The general view on ‘the metabolic autopsy' originated from case studies and small retrospective cohort studies that introduced bias [4]. It is generally recognized that low incidences and aspecific symptoms and signs cause an under-diagnosis of IEMs [9]. Our study strengthens the rationale that, despite a low incidence of individual IEMs, the neonates who died deserved at least a TMS analysis of amino acids and acylcarnitines in a DBS, when feasible. For most of the disorders listed in table 1, the associated recurrence rate for affected families is at least 25%.

Several methodological issues in this study should be mentioned. First, the retrospective design of many of the cohort studies and case studies included might have introduced both a publication bias and a data availability bias as (1) the reports do not always describe detailed patient data and (2) obviously not all SID cases due to IEMs get reported in the literature. Second, there are many factors including aspecific symptoms that lead to under-diagnosis of IEMs in neonates [9]. Third, despite our extensive and detailed search strategy, we cannot exclude the possibility that a few references were missed. This was emphasized by the fact that, after including the full-text articles in the first round (n = 91), new references still emerged via the reference lists of excluded and included full-text articles. In order to optimize the search strategy, we conducted a second (n = 44) and third (n = 1) screening round. Fourth, in the medical literature, the definition of SID is not always consistently applied with regard to age range and clinical symptoms and signs. In an attempt to overcome this, we added the term ‘sudden unexpected death of infant' to our search strategy. Last, some included IEMs exemplify only one protein deficiency in a large metabolic pathway involving many enzymes and transporters that could potentially create a similar clinical picture. Therefore, we believe, based on our systematic review, that the IEMs included in table 1 should be considered as the minimal number of IEMs associated with SID and/or RS. Despite expanding NBS programmes, clinical awareness needs to remain high amongst neonatologists and paediatricians because many IEMs have not yet been implemented in NBS programmes. It is possible that early recognition of clinical presentations and subsequent diagnostic testing could prevent fatal outcomes [24].

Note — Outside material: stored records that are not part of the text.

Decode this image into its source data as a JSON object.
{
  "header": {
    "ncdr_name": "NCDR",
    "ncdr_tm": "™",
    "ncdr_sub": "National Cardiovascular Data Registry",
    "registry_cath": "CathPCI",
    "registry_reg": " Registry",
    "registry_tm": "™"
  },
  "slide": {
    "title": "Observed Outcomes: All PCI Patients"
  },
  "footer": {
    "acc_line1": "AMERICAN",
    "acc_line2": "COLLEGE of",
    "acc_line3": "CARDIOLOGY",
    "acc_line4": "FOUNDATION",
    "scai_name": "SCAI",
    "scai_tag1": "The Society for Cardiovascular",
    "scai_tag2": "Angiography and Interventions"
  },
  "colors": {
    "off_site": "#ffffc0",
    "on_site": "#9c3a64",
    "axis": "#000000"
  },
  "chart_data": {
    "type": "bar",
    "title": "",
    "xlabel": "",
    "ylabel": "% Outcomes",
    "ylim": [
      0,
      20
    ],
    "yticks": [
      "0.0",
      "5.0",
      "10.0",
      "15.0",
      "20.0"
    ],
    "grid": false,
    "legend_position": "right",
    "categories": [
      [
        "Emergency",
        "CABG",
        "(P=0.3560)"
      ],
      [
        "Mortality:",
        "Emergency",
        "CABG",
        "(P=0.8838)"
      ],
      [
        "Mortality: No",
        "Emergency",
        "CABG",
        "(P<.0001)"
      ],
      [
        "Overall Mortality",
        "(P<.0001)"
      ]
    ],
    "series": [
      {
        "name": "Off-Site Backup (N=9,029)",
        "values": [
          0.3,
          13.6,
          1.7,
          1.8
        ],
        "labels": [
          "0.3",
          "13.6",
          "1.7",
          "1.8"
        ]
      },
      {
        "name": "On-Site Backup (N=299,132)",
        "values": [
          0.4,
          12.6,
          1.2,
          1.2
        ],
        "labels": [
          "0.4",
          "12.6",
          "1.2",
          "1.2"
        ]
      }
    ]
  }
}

In summary, our systematic review identified the IEMs that are associated with RS and SID, a significant proportion of which are treatable disorders. In our opinion, the analysis of amino acids and acylcarnitines in blood/plasma/DBS and urine should be part of post-mortem diagnostic protocol, next to the isolation of DNA and, preferentially, material for functional tests such as the analysis of cultured skin fibroblasts. The combination of metabolite screening and DNA-sequencing techniques would harbor the best of both methods, i.e. fast identification and a high diagnostic yield.

The authors would like to thank Mirell H.G. Papenhuijzen for her assistance in performing the search.

The authors have nothing to declare.

Willemijn J. van Rijt and Geneviève D. Koolhaas contributed equally to this work.